We talked to Joseph Stafford, one of the parent supervisors of the Newton Central School kapa haka group about how he’s seen the tamariki benefit from learning kapa haka and te Reo Māori.
How long has the kapa haka group been running? Ten years.
How many members does it have? It can vary from 12 to 93.
The kapa haka group members are also students in Te Uru Karaka, the immersion unit at Newton Central. What do the kids get out of being in the group? What changes do you see in them after they join? Kapa haka is one of our major conduits for learning language, culture, customs, history, discipline, conduct and social behaviour. We see powerful growth in confidence, leadership, followership, cooperation, articulation, music, choreography, dance and story-telling. Like a flock of birds, everyone is important and no one gets left behind.
What will the group be performing in Takutai Square on Friday? An Entry, a number of action songs, chorale items, traditional chants, a poi, a haka, and Exit.

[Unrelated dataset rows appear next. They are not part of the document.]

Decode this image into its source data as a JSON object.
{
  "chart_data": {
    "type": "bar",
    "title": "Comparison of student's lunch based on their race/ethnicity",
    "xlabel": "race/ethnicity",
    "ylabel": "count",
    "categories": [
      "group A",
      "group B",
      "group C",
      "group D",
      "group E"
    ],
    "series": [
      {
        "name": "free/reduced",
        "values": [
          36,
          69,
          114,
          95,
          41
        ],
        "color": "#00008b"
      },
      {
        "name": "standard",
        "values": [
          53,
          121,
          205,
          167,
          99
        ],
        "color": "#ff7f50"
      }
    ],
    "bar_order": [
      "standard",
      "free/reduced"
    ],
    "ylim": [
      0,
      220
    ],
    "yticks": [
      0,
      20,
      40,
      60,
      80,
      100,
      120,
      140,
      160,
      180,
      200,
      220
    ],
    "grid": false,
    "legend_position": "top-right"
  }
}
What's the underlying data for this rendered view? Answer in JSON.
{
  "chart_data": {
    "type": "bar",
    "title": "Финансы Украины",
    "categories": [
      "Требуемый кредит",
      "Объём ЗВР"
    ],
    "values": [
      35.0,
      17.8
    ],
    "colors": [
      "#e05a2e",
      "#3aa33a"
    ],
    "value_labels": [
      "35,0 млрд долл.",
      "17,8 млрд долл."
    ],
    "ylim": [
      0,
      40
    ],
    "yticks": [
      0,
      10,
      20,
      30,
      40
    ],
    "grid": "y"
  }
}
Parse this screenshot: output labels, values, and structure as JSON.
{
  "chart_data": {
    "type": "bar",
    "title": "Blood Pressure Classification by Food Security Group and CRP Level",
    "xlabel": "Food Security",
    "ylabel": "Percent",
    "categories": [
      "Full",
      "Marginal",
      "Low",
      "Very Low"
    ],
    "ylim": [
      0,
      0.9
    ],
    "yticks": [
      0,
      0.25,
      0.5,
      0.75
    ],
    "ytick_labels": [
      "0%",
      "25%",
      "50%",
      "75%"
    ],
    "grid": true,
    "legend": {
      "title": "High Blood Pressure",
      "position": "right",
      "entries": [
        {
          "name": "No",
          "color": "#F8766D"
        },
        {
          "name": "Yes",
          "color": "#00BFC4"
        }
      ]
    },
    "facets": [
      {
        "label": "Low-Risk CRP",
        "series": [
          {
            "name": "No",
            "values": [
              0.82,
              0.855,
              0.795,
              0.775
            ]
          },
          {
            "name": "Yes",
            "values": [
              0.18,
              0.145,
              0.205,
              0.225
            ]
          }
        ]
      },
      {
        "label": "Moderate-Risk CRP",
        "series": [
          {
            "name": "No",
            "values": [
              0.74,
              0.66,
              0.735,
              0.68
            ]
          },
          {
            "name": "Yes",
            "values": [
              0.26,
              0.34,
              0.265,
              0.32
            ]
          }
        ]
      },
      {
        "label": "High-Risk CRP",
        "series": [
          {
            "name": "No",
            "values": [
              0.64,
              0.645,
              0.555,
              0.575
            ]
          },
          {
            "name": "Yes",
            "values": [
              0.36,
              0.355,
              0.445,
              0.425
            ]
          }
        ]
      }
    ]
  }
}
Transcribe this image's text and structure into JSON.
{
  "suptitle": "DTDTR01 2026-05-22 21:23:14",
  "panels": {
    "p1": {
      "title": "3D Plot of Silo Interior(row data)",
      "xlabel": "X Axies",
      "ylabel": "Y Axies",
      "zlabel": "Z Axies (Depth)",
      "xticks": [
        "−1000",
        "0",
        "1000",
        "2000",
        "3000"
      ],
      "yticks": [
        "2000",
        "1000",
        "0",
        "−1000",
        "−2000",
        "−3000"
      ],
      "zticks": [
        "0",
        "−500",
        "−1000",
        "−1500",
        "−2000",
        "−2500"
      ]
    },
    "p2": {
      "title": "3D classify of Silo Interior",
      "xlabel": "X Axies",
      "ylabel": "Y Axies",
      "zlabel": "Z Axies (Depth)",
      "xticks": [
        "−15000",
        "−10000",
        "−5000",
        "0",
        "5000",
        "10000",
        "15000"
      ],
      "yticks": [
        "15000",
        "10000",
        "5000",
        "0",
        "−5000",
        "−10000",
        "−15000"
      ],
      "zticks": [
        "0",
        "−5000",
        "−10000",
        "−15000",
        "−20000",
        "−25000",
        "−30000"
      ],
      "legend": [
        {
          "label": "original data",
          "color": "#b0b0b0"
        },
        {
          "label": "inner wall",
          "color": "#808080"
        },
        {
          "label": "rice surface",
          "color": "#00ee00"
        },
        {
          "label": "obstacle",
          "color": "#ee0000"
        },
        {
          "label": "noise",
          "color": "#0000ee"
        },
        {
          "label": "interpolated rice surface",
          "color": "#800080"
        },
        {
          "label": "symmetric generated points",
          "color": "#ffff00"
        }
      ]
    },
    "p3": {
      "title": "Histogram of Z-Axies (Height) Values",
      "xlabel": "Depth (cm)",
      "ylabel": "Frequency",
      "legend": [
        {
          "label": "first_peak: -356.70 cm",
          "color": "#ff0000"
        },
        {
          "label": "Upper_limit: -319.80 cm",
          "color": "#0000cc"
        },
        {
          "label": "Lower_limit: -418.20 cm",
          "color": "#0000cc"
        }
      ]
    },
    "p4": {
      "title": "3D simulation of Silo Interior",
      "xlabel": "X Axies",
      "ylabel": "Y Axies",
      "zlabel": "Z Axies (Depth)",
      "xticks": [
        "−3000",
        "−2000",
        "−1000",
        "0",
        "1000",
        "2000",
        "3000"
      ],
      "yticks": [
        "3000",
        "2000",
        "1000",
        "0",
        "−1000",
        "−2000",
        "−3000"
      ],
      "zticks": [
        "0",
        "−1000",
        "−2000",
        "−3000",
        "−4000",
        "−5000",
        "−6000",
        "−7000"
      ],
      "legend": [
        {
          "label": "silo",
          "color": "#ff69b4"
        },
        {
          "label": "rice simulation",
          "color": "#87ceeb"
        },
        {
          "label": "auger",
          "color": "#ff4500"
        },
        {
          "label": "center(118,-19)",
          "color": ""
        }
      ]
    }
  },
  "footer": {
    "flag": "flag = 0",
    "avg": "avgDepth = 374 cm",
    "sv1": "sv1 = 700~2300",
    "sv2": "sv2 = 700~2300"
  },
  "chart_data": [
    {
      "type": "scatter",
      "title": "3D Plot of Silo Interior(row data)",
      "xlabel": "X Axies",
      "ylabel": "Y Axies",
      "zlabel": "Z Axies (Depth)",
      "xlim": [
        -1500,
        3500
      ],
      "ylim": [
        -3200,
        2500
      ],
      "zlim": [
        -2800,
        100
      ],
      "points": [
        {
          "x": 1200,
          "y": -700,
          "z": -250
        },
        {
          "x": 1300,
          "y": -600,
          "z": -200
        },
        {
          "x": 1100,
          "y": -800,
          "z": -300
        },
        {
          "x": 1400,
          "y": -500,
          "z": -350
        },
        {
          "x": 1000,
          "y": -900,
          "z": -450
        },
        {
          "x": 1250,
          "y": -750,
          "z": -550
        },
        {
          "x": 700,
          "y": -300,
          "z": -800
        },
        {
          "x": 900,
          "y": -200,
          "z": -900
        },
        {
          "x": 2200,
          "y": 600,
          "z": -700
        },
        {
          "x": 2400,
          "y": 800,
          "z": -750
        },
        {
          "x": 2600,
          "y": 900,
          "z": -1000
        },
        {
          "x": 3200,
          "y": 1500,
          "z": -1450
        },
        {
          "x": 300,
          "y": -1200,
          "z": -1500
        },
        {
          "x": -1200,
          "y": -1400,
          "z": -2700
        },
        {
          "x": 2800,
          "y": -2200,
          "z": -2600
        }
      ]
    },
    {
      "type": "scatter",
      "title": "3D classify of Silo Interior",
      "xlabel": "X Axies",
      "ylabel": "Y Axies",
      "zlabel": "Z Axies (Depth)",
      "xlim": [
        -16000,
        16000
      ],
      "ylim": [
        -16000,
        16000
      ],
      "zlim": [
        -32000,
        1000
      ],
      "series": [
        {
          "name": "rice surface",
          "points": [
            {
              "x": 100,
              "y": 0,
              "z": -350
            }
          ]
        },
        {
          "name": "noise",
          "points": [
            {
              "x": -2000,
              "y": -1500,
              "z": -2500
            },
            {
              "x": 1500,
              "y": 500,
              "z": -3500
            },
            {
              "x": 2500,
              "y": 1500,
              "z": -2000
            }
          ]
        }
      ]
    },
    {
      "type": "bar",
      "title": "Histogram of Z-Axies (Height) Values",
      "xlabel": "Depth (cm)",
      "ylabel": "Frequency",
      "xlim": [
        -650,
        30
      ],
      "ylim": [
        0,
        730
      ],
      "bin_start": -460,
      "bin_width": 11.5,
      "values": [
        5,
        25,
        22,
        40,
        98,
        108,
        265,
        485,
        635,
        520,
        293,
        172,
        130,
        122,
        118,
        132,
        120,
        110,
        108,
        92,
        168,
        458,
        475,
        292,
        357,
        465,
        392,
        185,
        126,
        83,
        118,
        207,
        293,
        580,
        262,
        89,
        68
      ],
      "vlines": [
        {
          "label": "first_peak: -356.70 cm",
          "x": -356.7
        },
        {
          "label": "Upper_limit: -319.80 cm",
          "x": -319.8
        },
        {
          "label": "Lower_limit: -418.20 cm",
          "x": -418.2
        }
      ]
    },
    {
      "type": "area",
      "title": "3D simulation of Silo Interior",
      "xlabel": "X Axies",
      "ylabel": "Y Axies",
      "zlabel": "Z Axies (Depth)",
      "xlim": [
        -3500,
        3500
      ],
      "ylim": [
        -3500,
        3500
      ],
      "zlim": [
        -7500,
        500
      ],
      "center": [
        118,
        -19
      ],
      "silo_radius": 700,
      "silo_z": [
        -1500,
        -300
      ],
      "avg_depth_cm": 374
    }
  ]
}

This is Te Wiki o te Reo Māori – what role does kapa haka play in introducing the tamariki to the Māori language? Kapa haka is not an entertainment vehicle only, it is a doorway to exposing our children to authentic Māori occasions and events that promote, elevate and normalise te Reo Māori. All of our children are bi-lingual, bi-literate, and bi-cultural.
The Newton Central School kapa haka group will perform in Takutai Square at 1pm on Thursday 18th October.